Monday, February 23, 2015
secrecy and police surveillance
Passed along in email this morning was this Washington Post story about dwindling privacy rights accompanying advances in police surveillance ... specifically, a drug bust in which the defendant received a reduced sentence because police did not want to have to publicly show the technology that allowed them to catch him.
Trickle-down secrecy: First NSA says it cannot detail information that allows them to catch bad guys (and more than occasionally breaks down the wrong front door in the process) because to do so would compromise 'national security' for an as-yet-to-be-redefined 'nation.'
Local police, not to be outdone, take up the argument and pretty soon the argument will become ensconced: We can't tell you what we're doing, but trust us, it's for your own good.
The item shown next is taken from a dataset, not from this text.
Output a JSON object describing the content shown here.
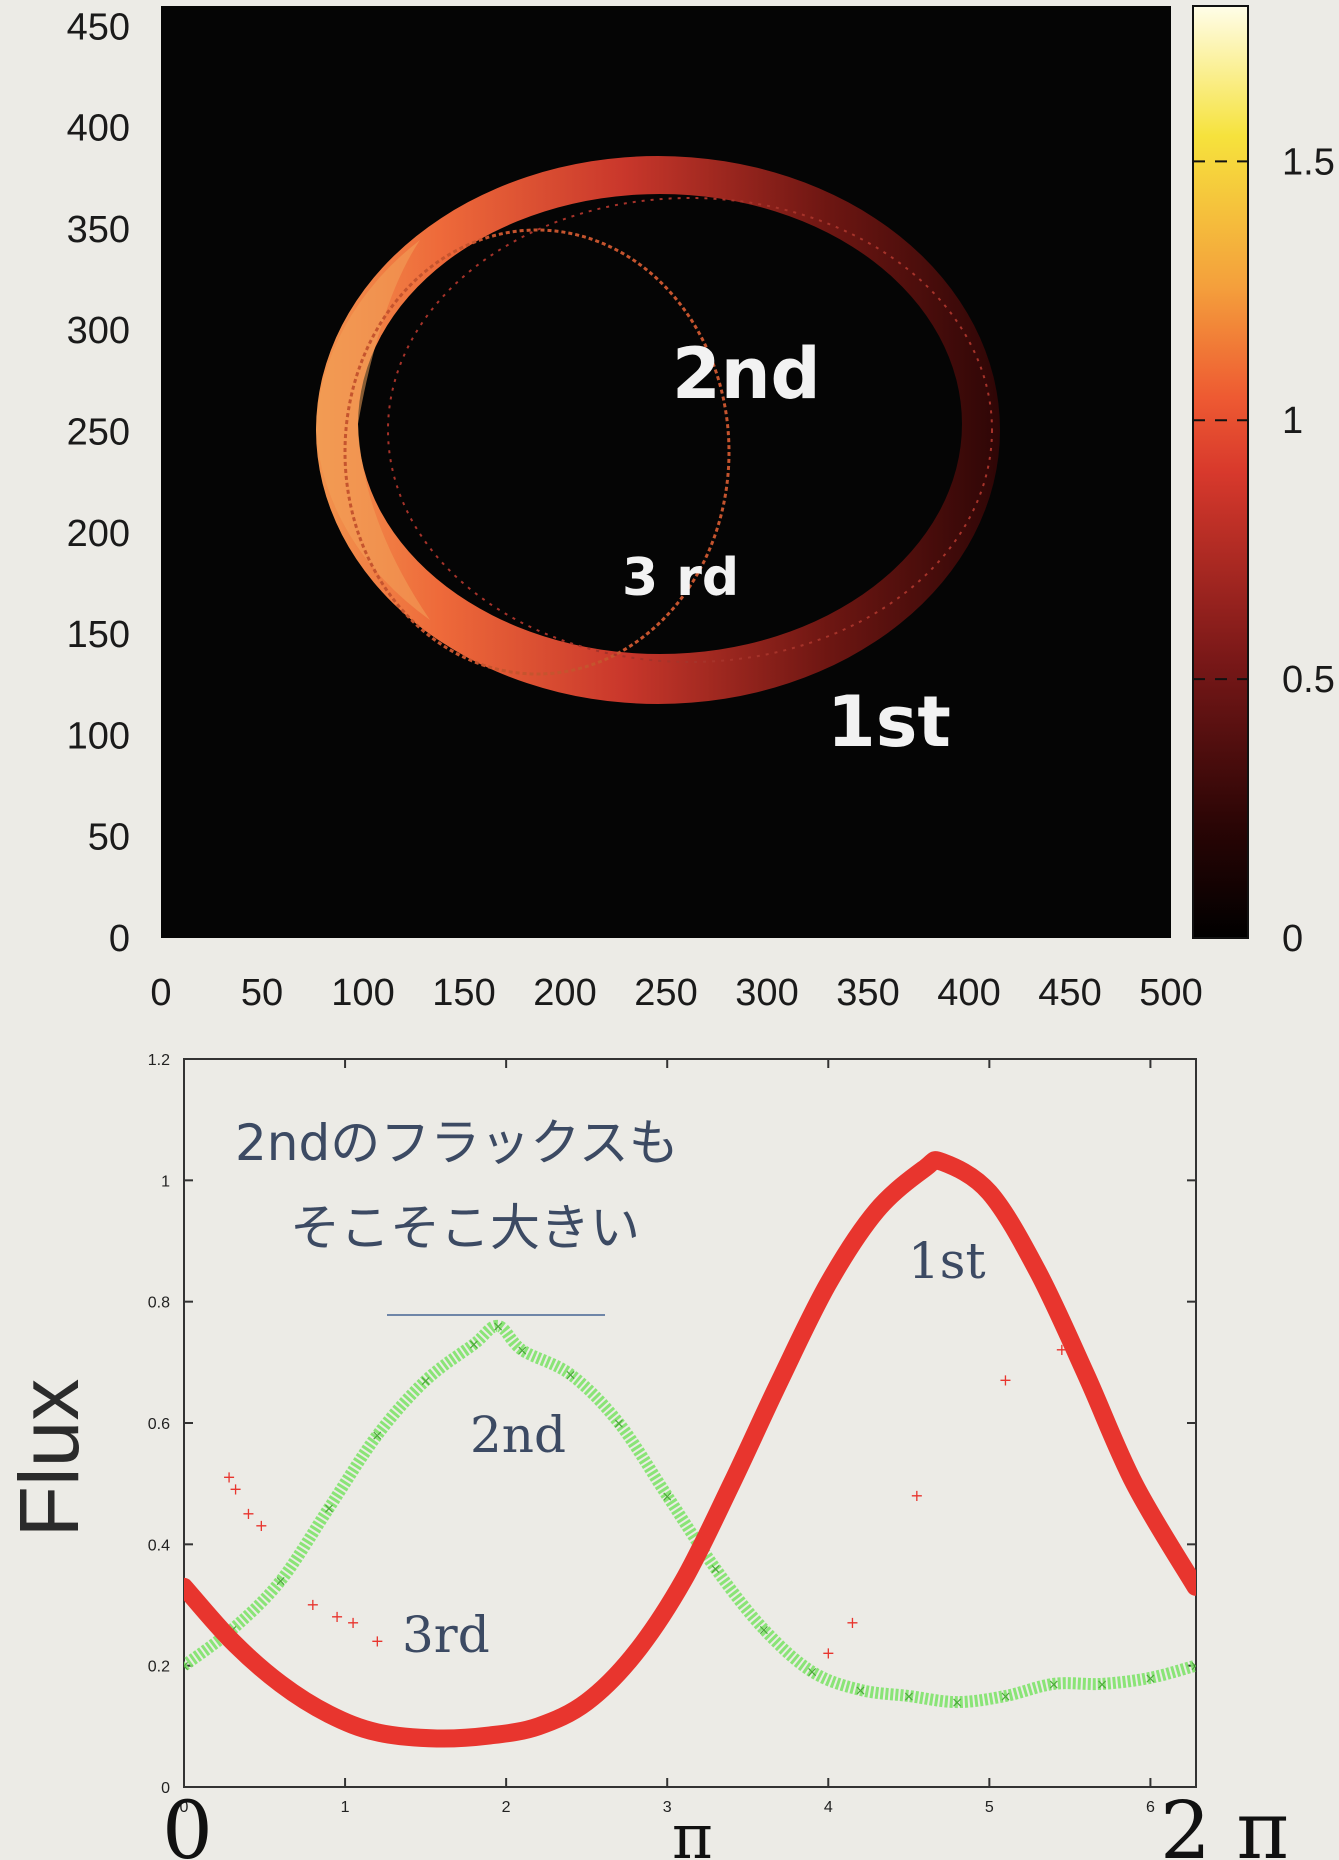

To prove the point, the drumbeat of 'terrorist' possibilities increases in the media together with self-congratulatory tones: "See -- we caught a fourteen-year-old who got pissed and said she was going to move to Syria or 'kill' _______ (fill in the blank)."
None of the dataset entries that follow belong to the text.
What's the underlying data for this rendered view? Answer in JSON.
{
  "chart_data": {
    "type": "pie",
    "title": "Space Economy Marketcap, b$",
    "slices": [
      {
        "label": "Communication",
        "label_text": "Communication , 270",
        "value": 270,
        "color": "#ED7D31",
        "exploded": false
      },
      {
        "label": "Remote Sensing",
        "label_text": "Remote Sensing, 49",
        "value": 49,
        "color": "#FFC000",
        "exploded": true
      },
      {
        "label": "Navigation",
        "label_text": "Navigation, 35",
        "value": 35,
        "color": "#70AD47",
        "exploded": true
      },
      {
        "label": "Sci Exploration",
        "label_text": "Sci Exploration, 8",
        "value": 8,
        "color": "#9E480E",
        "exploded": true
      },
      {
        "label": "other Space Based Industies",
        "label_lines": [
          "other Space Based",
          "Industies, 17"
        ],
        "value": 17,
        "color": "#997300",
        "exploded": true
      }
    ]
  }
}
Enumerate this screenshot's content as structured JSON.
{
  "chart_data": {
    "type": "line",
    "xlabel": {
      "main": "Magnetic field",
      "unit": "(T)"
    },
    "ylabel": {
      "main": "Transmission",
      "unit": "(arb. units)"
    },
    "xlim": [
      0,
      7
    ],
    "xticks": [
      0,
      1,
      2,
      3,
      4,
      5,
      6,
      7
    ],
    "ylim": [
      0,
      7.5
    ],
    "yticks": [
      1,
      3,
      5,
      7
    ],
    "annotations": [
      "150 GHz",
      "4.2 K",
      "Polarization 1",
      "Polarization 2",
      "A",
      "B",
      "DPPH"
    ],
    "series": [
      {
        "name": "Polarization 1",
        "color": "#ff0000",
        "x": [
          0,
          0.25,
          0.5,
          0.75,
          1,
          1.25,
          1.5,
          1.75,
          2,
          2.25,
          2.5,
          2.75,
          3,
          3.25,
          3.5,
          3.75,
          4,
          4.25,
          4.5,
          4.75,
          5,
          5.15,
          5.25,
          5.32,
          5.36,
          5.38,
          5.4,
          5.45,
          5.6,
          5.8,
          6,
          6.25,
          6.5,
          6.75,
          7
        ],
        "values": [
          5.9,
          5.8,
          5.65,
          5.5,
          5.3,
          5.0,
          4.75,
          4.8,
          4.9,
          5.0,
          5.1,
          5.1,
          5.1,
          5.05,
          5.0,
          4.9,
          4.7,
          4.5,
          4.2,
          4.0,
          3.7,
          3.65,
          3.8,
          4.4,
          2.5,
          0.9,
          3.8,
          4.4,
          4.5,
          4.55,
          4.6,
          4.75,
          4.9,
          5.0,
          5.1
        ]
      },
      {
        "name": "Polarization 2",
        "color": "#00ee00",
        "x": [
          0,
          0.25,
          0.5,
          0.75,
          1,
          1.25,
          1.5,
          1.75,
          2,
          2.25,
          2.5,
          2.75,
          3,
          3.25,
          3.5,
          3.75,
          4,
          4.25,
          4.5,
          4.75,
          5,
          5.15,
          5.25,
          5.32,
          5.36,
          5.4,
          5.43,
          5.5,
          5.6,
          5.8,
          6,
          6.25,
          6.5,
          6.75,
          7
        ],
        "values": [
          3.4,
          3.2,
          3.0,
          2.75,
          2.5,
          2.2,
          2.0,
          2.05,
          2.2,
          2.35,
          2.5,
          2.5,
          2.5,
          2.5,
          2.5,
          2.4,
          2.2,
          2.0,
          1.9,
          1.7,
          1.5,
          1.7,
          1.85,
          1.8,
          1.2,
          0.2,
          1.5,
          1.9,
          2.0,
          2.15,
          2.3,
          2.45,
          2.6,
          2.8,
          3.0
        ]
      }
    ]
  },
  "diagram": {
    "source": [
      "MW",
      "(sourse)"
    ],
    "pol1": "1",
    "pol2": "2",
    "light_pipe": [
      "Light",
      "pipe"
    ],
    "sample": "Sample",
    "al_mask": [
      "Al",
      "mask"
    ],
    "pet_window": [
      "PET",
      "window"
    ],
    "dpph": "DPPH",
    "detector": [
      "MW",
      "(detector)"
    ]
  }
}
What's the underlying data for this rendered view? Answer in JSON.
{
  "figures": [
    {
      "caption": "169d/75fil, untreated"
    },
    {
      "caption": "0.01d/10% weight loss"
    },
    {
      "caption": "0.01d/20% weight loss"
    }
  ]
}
Mass media was supposed to draw us together in acceptance and understanding. But as Mashal McLuahn suggested, the volume of it has fractured us into a zillion different niches of interest and view. There is homogenization at the market level, but suspicion and resentment everywhere else. And so those in power must scramble to keep control over this mess. Suspicion and resentment seem the most homogenizing thing going on.